Bir amele veya davranışa, değer itibarıyla gökte bozukluk mührü vurulmuşsa, onu sadece niyetle telâfi ne mümkün!

Zavallı ve gafil insanoğlu, işte bu noktada aldanıyor. Hiç olmayacak yerde, iyi niyetin arkasına saklanıyor.

Lâkin;

Haksız yere adam öldüren bir kimseyi Allah katında hangi niyet haklı çıkarır?

Çok iyi bir niyetle kul hakkı yemek, hiç helâl kabul edilebilir mi?

Çok iyi bir niyetle hırsızlıklar yapmak, doğru bir şey midir?

Çok iyi niyetle cehenneme yönelmek, akıl kârı mıdır?

Unutmayın ey canlar!

Niyet, kalbin meyvesidir.

Kötü amel de, nefsin meyvesidir.

Bunları aynı sandığa koyup aynı farz etmek, mikroplu bir mantıktır. Çünkü;

Nefsin zehirli ve zararlı meyvesini kalbin faydalı meyvesinin arkasına saklayıp da onu mazur ve masum göstermek, nedâmet ve pişmanlığı çok ağır ve çok acı bir çürümedir!

Ey dostlar!

Herkes;

Ömrünün tamamında köşe bucak arasın; bir tane bile kötü niyet bulamaz. Niye?

Bir de;

Yaptıklarına ve yaşadıklarına baksın; yığınla pişmanlık ve hüsran bulur. Niye?

Demek ki;

İnsan, kendini de, başkasını da iyi niyet etrafında aldatıyor. Günahlara da böyle dalıyor, yanlışlara da, kötülüklere de. Tuzak dolu iyi niyetler, beşerin ömrünü kötülüklerle yiyip bitiriyor. Bu fânî hayatta iyi niyet filân derken, ebedî bir hayat hüsrana dönüşüyor.

Dikkat et ey insanoğlu!

İyi niyet;

Kötü amelleri süslü gösteren sahte bir ayna olmasın!

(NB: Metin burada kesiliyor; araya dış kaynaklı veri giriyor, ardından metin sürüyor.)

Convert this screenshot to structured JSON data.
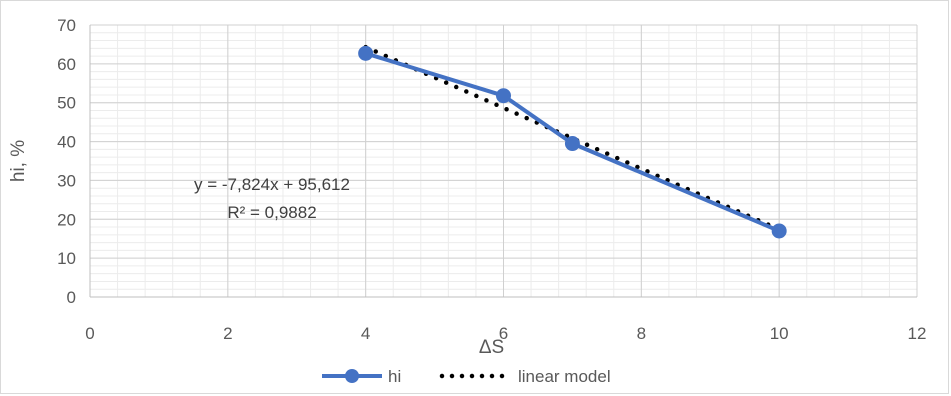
{
  "chart_data": {
    "type": "scatter",
    "xlabel": "ΔS",
    "ylabel": "hi, %",
    "xlim": [
      0,
      12
    ],
    "ylim": [
      0,
      70
    ],
    "x_ticks": [
      "0",
      "2",
      "4",
      "6",
      "8",
      "10",
      "12"
    ],
    "y_ticks": [
      "0",
      "10",
      "20",
      "30",
      "40",
      "50",
      "60",
      "70"
    ],
    "x_tick_values": [
      0,
      2,
      4,
      6,
      8,
      10,
      12
    ],
    "y_tick_values": [
      0,
      10,
      20,
      30,
      40,
      50,
      60,
      70
    ],
    "grid": true,
    "legend_position": "bottom",
    "series": [
      {
        "name": "hi",
        "style": "line-markers",
        "color": "#4472c4",
        "x": [
          4,
          6,
          7,
          10
        ],
        "y": [
          62.7,
          51.8,
          39.5,
          17.0
        ]
      }
    ],
    "trendline": {
      "name": "linear model",
      "style": "dotted",
      "color": "#000000",
      "slope": -7.824,
      "intercept": 95.612,
      "x_range": [
        4,
        10
      ]
    },
    "annotations": {
      "equation": "y = -7,824x + 95,612",
      "r_squared": "R² = 0,9882"
    }
  }
}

Çirkinlikleri yıkayan zalim bir çamaşır makinesi olmasın!

Sonunda felâket doğuran ve dostu katleden bir cehâlet taşı olmasın.

Meşhurdur:

Adamın biri ayıyla dost olmuş. Araları çok iyi. Bir gün adam yemyeşil çimenlerin üzerinde uykuya dalmış. Gayet emin bir vaziyette istirahat hâlinde. Niçin? Çünkü kendisini koruyan güçlü bir arkadaşı var başında. Derken yüzüne bir sinek konmuş. Ayı; çok sevdiği dostunun uyanmaması için sineği bir kovalamış olmamış, iki kovalamış olmamış, üç kovalamış olmamış. En sonunda iyice öfkelenmiş ve;

«‒Benim dostumun uykusunu sana böldürmeyeceğim!» diye haykırmış.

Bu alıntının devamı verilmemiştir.